Researchers analysed the total time participants slept at night and the total time they took to fall asleep and also investigated their dependence on medications for sleeping.
People, mainly those aged above 60, with sleep difficulties had a lesser volume in frontal, temporal and parietal areas of the brain.
"It is not yet known whether poor sleep quality is a cause or consequence of changes in brain structure," author of the study Claire E. Sexton, from the University of Oxford in the United Kingdom, said in a news release.
"There are effective treatments for sleep problems, so future research needs to test whether improving people's quality of sleep could slow the rate of brain volume loss. If that is the case, improving people's sleep habits could be an important way to improve brain health."
The study, reported in American Academy of Neurology's medical journal Neurology, backs a study that appeared in the March issue of Sleep journal.

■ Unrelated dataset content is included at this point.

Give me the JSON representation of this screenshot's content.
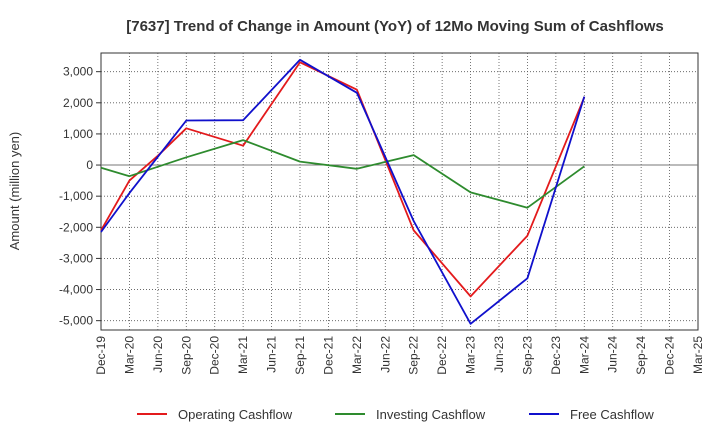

In the study, people with disrupted sleep had less frontal lobe gray matter than people without any sleep problems. Frontal lobe, one of main lobes of the cerebral cortex, contains dopamine-sensitive neurons that regulate short-term memory, planning, motivation, attention and reward.
Similarly, several studies in the past have linked poor sleep to prostate cancer, depression, heart problems, diabetes, obesity, poor memory and concentration, caesarean birth, mental disorder schizophrenia and Alzheimer's disease.
Sleep is also known to play a major role in clearing toxins and wastes from the brain.